Novartis' twice-yearly lipid-lowering subcutaneous injection Leqvio (inclisiran) has passed the Pharmaceutical Reimbursement Evaluation Committee (PREC) on its first challenge.

However, it was decided to rediscuss Ipsen's Bylvay (odevixibat), which was designated an orphan drug by the Ministry of Food and Drug Safety (MFDS), becoming the second treatment reviewed through the simultaneous approval, evaluation, and negotiation pathway.

The Health Insurance Review and Assessment Service (HIRA) held the fourth PREC meeting for 2025 on Thursday and released these and other results.

Leqvio won approval from the MFDS on June 20, 2024, for treating patients with primary hypercholesterolemia (heterozygous familial and non-familial) or mixed dyslipidemia when conventional therapy is insufficient.

The maximum tolerated dose is “in combination with a statin or another lipid-lowering agent (e.g., ezetimibe) in patients with inadequate LDL-cholesterol (LDL-C) control with statins” or “alone or in combination with other lipid-lowering therapies in patients who are statin intolerant or statin contraindicated, HIRA said.

Leqvio is the first lipid-lowering agent to use small interfering RNA (siRNA) technology to lower LDL cholesterol by inhibiting the production of the PCSK9 protein. Unlike previous PCSK9 inhibitors that block the protein, incliciran degrades PCSK9 mRNA to inhibit protein production.

Inclisiran is administered as an initial dose, followed by a dose three months later and then every six months thereafter, allowing patients to achieve sustained LDL-C reduction with only two annual doses. The pivotal ORION-9, ORION-10, and ORION-11 studies demonstrated LDL-C reductions of around 50 percent and a stable profile.

However, Leqvio received a conditional approval. The government deemed the drug eligible for reimbursement at a lower price. If Novartis accepts the condition, the drug will be reimbursed pending price negotiations with the National Health Insurance Service and final approval by the Health Insurance Policy Review Committee of the Ministry of Health and Welfare.

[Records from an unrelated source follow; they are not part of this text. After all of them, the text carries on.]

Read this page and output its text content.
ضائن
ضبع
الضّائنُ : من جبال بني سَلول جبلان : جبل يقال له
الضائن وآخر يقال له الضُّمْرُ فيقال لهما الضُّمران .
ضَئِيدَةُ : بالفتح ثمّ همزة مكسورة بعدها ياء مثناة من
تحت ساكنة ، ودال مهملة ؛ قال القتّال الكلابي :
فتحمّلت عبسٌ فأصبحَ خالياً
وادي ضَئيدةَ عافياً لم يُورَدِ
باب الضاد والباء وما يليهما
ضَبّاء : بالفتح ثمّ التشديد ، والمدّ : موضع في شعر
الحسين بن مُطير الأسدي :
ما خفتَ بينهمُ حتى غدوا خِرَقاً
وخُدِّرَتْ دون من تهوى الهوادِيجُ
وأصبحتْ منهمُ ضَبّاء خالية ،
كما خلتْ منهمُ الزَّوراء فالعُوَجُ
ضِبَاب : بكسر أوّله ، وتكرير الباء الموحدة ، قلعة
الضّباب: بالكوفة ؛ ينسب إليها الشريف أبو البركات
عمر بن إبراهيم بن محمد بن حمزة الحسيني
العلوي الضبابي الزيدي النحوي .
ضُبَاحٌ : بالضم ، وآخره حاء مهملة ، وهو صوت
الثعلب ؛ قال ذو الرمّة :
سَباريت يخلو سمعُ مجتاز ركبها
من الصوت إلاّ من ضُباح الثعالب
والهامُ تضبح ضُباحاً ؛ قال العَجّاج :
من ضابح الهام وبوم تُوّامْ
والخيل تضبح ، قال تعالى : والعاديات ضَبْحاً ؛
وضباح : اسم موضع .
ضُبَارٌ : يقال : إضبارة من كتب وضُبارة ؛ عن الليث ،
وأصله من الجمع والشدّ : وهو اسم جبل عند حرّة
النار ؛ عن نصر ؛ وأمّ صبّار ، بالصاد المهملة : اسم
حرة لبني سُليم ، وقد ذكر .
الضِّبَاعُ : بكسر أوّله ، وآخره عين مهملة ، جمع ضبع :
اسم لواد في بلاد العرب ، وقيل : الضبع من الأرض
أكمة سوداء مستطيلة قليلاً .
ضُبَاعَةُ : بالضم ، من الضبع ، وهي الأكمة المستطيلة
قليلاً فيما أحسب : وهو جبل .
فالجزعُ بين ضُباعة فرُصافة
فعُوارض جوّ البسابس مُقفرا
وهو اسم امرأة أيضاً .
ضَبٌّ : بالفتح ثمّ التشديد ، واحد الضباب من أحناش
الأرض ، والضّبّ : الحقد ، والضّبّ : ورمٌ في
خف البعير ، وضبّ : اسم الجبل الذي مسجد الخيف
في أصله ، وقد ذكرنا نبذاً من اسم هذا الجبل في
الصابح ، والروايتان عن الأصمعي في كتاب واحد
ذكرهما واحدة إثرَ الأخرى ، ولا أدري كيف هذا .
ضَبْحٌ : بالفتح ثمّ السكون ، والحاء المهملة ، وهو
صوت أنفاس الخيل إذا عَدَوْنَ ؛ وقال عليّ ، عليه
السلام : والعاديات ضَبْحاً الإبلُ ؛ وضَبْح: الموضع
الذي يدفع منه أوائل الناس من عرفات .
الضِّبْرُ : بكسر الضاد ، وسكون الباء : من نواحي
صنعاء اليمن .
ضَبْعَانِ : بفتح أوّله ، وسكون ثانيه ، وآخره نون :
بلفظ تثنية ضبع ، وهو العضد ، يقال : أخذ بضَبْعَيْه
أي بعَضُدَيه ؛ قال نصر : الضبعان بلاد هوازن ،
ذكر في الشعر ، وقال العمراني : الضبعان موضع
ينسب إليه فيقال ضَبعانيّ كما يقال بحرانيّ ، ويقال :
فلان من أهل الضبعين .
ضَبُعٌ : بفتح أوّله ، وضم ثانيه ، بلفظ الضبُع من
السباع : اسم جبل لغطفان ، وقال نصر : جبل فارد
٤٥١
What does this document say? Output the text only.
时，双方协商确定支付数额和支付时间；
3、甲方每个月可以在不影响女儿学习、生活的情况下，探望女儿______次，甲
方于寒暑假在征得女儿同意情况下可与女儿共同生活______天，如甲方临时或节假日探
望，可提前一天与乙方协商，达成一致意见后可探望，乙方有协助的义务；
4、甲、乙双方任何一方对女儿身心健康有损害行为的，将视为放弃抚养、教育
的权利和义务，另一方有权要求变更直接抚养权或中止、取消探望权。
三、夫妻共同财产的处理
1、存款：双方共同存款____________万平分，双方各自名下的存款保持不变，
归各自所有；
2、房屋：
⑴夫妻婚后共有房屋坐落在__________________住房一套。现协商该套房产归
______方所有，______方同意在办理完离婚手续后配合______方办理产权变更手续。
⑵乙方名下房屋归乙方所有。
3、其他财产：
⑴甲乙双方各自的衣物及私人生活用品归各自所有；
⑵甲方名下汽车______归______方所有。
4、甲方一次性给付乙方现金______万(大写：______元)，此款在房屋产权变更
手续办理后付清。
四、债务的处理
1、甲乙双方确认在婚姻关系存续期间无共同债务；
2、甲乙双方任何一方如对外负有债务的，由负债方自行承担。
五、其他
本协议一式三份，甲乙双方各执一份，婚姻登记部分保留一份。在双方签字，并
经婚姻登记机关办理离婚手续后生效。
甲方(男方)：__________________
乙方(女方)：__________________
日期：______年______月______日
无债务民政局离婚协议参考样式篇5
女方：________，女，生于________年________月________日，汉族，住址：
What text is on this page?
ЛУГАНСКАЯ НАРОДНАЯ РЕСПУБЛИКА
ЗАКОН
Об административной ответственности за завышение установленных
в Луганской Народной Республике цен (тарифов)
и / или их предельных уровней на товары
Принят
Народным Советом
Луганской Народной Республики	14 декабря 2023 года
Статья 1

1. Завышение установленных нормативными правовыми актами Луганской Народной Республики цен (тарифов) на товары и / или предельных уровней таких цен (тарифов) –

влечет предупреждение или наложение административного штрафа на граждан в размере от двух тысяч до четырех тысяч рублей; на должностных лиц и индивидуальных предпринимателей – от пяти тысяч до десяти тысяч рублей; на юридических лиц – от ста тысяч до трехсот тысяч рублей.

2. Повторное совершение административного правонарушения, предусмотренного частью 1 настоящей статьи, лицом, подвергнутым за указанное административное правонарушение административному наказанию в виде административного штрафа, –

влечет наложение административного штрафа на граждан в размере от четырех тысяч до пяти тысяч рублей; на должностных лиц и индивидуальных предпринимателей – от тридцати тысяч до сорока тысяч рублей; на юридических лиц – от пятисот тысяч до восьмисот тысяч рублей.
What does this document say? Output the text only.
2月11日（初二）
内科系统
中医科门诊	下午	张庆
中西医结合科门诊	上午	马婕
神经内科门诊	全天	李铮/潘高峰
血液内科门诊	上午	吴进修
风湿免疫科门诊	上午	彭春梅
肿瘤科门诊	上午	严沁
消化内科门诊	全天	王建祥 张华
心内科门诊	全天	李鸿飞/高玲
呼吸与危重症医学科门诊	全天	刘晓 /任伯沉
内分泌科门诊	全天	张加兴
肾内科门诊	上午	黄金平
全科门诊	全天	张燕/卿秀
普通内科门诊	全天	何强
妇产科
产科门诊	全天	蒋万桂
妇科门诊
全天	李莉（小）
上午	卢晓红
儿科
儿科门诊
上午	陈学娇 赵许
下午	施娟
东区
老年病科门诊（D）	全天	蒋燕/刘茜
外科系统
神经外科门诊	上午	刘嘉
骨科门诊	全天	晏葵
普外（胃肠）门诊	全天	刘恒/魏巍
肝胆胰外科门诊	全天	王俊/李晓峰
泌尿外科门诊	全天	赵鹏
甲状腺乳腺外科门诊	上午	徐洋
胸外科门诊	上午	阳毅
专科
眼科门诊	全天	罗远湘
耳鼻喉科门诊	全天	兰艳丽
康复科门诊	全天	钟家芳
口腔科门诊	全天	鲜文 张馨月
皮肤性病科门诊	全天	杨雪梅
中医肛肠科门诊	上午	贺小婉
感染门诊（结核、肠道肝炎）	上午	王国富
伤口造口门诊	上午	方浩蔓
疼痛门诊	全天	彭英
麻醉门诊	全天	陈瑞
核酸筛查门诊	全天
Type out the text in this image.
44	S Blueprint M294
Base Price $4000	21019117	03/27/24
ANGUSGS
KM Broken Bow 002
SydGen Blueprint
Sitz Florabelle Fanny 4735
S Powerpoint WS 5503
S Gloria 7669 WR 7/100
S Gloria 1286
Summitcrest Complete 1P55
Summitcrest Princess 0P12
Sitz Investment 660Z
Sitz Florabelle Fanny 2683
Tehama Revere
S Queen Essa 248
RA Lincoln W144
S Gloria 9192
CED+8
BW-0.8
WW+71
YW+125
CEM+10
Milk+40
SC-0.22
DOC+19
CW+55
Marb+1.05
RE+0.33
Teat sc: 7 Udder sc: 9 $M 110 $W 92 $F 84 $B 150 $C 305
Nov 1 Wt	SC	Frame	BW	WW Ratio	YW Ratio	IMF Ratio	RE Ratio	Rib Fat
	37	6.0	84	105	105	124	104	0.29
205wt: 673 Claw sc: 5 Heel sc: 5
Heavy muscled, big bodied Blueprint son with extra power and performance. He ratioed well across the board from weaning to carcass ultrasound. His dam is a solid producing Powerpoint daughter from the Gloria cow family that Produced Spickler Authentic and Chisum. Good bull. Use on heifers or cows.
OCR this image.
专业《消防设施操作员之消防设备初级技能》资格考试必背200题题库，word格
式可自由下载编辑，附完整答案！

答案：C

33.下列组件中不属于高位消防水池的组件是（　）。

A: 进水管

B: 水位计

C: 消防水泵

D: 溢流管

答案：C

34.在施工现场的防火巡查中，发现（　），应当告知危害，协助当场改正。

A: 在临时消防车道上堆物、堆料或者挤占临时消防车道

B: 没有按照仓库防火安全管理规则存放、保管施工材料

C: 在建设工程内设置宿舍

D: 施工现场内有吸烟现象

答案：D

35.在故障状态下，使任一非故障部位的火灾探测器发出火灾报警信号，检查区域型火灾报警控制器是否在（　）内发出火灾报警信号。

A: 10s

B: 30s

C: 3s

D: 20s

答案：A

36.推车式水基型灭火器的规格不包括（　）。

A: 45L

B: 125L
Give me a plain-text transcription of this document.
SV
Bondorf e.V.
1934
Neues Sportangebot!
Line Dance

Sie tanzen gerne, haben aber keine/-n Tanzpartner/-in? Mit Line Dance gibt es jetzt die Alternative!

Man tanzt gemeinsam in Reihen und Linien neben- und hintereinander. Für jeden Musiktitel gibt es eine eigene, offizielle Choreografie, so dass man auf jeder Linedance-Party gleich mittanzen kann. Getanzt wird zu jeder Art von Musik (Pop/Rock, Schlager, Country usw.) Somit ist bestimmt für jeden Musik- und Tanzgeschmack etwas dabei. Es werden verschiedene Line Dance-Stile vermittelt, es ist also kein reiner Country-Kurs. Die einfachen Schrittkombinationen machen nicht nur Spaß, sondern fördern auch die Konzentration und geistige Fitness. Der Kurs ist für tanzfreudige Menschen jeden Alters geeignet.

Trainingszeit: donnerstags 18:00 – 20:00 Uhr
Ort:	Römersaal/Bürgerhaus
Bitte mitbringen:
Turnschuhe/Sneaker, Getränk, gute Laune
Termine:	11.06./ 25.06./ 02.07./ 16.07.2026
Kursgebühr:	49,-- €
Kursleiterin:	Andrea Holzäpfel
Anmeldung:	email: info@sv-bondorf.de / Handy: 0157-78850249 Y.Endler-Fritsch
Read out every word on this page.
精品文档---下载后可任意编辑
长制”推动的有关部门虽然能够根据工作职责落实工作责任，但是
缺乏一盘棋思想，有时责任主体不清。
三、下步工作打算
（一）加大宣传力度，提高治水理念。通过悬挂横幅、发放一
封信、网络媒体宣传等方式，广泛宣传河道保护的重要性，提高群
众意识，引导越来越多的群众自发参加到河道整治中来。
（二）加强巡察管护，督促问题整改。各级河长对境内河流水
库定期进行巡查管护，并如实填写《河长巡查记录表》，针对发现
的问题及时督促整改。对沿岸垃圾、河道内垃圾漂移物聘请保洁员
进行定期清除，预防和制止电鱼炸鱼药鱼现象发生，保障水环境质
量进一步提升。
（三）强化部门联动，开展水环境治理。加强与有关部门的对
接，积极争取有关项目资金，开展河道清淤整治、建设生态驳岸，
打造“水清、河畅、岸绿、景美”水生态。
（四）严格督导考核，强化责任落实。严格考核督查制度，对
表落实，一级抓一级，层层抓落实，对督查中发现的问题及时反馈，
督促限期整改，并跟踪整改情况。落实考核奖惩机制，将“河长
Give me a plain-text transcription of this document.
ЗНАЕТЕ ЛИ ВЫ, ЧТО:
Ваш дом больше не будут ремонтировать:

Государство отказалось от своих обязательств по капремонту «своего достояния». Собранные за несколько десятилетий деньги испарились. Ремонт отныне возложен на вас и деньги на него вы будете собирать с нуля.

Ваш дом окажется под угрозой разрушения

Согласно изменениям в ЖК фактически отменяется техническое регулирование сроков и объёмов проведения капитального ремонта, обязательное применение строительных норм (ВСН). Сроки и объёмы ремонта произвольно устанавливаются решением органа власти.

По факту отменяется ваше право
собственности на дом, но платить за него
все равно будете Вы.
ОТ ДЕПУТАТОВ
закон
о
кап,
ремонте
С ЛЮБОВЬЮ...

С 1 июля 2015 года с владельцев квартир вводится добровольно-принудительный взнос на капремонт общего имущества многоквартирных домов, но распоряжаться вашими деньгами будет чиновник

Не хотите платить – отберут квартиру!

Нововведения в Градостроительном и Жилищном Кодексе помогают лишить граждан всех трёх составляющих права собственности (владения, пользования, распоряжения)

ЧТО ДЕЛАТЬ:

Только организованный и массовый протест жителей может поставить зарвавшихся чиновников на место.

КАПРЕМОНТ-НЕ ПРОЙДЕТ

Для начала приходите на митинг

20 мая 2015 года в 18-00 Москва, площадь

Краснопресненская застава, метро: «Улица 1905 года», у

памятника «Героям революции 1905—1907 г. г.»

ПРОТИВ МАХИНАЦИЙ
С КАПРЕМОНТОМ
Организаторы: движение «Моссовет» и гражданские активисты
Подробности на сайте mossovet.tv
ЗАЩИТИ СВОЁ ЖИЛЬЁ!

The PREC made the decision to reconsider Bylvay, which was approved through the orphan drug approval, evaluation, and negotiation linkage system.

On Aug. 23, 2024, the MFDS approved Bylvay for treating pruritus in patients with Progressive Familial Intrahepatic Cholestasis (PFIC) aged three months or older.

PFIC is a rare, inherited disorder that affects one in 100,000 people. It is caused by a defect in a protein involved in bile excretion and leads to liver damage, liver cancer, and itching.

By selectively inhibiting IBAT (ileal bile acid transporter), a bile acid transporter in the small intestine, Bylvay blocks the intestinal circulation of bile acids and relieves liver damage and itching caused by bile acid accumulation.

The MFDS designated Bylvay' as a target of the Global Innovative Product Fast Tracking System (GIFT) and approved it quickly through priority review, but the PREC decided that it was necessary to rediscuss the appropriateness of the benefit.